I farmaci antitrombotici sono medicine che aiutano a prevenire la formazione di coaguli di sangue. Sono importanti dopo un ictus ischemico, cioè un blocco del flusso sanguigno al cervello, per evitare che si ripeta o che si formino coaguli nelle vene profonde.
Lo studio e i suoi risultati
Un gruppo di ricercatori della Yale University ha analizzato i dati di oltre 31.500 persone di età superiore ai 65 anni che avevano avuto un ictus ischemico. Questi pazienti sono stati divisi in tre gruppi di età: da 65 a 74 anni, da 75 a 84 anni e oltre 85 anni.
Ecco cosa hanno trovato:
- Circa l'83,9% ha ricevuto farmaci che impediscono alle piastrine di aggregarsi (farmaci antipiastrinici).

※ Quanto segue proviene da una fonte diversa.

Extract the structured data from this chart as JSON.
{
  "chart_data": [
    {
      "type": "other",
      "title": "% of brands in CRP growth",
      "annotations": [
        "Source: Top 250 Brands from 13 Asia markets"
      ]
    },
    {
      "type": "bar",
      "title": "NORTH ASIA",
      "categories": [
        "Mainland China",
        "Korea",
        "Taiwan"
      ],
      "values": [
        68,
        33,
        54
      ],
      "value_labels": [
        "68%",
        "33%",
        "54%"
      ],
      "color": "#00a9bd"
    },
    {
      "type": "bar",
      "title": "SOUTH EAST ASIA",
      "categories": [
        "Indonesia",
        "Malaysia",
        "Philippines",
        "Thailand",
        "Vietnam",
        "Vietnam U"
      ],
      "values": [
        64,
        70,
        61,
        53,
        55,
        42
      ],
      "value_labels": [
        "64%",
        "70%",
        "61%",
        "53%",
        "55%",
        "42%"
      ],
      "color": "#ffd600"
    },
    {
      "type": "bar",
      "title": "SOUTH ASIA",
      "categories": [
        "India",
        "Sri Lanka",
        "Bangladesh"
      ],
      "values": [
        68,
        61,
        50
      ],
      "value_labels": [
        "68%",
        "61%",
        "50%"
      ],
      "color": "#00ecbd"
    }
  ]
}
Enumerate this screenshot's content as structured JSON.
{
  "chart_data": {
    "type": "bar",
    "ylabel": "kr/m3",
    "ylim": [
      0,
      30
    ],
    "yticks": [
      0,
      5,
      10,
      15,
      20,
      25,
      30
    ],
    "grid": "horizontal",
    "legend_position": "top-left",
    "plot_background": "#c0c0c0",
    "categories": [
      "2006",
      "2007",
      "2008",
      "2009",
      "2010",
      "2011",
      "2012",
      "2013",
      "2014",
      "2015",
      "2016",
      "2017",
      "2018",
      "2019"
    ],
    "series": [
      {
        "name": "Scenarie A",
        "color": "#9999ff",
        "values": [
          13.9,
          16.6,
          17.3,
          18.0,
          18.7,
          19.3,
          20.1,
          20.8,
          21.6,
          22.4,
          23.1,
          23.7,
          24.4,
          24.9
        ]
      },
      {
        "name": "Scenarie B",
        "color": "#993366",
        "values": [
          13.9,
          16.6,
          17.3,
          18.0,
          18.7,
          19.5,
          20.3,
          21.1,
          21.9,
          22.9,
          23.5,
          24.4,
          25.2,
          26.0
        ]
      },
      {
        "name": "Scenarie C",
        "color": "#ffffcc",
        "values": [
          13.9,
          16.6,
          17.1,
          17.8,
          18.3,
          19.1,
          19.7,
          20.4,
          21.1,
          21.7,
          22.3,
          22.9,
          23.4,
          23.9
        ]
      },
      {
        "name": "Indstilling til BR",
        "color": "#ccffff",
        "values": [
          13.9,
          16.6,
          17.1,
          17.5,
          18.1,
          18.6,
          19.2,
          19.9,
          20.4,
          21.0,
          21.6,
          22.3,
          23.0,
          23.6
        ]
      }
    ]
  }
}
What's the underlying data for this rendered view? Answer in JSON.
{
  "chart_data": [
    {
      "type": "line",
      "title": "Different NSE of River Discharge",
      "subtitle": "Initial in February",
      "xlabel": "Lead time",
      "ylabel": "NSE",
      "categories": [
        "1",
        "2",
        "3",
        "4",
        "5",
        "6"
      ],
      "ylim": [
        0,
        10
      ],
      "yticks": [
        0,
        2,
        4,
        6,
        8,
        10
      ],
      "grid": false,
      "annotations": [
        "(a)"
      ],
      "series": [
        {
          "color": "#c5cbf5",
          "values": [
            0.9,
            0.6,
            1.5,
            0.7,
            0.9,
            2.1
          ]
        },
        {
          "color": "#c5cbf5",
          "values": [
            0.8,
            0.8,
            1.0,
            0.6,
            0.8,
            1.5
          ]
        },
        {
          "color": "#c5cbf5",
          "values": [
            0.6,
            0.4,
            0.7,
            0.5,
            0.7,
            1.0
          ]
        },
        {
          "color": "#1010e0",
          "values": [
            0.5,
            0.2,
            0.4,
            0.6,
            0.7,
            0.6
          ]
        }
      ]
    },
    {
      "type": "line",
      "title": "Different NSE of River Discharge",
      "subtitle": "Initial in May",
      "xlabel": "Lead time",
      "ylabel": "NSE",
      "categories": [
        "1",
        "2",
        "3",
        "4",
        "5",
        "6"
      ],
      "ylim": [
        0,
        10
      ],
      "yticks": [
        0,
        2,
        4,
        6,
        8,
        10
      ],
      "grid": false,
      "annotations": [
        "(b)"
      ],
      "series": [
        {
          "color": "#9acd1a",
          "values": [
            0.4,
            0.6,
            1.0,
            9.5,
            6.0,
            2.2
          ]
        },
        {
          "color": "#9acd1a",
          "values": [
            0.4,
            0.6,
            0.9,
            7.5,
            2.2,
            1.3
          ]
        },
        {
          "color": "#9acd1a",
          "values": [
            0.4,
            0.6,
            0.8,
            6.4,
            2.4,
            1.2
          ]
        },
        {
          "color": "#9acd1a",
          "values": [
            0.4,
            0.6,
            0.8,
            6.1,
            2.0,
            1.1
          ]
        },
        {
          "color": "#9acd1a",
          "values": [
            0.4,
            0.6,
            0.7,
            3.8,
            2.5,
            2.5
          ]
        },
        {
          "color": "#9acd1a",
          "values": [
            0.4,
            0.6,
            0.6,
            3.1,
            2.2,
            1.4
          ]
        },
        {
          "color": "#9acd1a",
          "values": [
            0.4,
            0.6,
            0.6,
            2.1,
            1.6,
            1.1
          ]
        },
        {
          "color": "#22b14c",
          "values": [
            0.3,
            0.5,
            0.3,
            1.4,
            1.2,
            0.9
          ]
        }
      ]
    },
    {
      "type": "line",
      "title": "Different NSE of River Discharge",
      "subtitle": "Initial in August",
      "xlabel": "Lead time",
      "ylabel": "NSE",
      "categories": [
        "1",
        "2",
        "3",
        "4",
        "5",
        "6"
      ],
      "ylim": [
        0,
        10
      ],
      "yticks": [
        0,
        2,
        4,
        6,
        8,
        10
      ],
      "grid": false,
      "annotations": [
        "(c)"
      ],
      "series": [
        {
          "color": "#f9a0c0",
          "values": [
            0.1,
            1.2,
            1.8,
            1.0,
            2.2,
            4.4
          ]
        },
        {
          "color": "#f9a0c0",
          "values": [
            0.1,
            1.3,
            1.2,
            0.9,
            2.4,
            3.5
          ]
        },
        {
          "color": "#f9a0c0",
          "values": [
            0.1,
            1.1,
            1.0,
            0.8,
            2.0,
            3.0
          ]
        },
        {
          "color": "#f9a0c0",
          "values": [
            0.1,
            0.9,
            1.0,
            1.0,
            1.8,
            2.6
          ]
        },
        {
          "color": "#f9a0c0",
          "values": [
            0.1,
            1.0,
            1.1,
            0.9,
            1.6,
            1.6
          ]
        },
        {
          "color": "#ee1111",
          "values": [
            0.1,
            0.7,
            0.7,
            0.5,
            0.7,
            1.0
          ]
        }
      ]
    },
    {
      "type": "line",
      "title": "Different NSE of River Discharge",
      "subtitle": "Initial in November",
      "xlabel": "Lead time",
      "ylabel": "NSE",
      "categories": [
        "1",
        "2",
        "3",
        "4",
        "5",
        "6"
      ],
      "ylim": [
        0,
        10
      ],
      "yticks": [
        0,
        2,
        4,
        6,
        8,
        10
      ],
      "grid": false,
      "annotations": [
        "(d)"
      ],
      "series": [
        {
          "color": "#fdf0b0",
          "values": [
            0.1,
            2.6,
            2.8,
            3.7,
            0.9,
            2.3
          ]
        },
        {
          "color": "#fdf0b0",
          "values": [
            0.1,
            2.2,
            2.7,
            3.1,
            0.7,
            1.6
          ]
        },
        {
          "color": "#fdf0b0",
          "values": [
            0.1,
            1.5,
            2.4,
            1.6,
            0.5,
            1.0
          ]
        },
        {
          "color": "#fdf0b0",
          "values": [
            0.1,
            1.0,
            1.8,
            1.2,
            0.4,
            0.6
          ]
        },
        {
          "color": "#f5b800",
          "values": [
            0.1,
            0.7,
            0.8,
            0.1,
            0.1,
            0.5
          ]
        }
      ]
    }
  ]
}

- Circa l'82,8% ha ricevuto farmaci anticoagulanti, che aiutano a prevenire la formazione di coaguli.
- Il 74,2% dei pazienti è stato dimesso dall'ospedale con almeno un farmaco antitrombotico.
È importante notare che l'uso di questi farmaci diminuiva con l'aumentare dell'età, soprattutto nelle persone sopra gli 85 anni.
Fattori che influenzano l'uso dei farmaci
Lo studio ha anche evidenziato che:
- Le persone che entravano in strutture di assistenza specializzata dopo l'ospedale tendevano a ricevere meno questi farmaci.
- Chi aveva una dipendenza funzionale, cioè aveva bisogno di aiuto per svolgere le attività quotidiane, riceveva meno spesso i farmaci antitrombotici.
In conclusione
Dopo un ictus ischemico, la maggior parte degli anziani riceve farmaci per prevenire nuovi coaguli. Tuttavia, l'uso di questi farmaci diminuisce con l'età, specialmente nelle persone molto anziane o con bisogno di assistenza. Questi dati aiutano a capire come viene gestito il trattamento e dove si potrebbe migliorare l'attenzione verso i pazienti più fragili.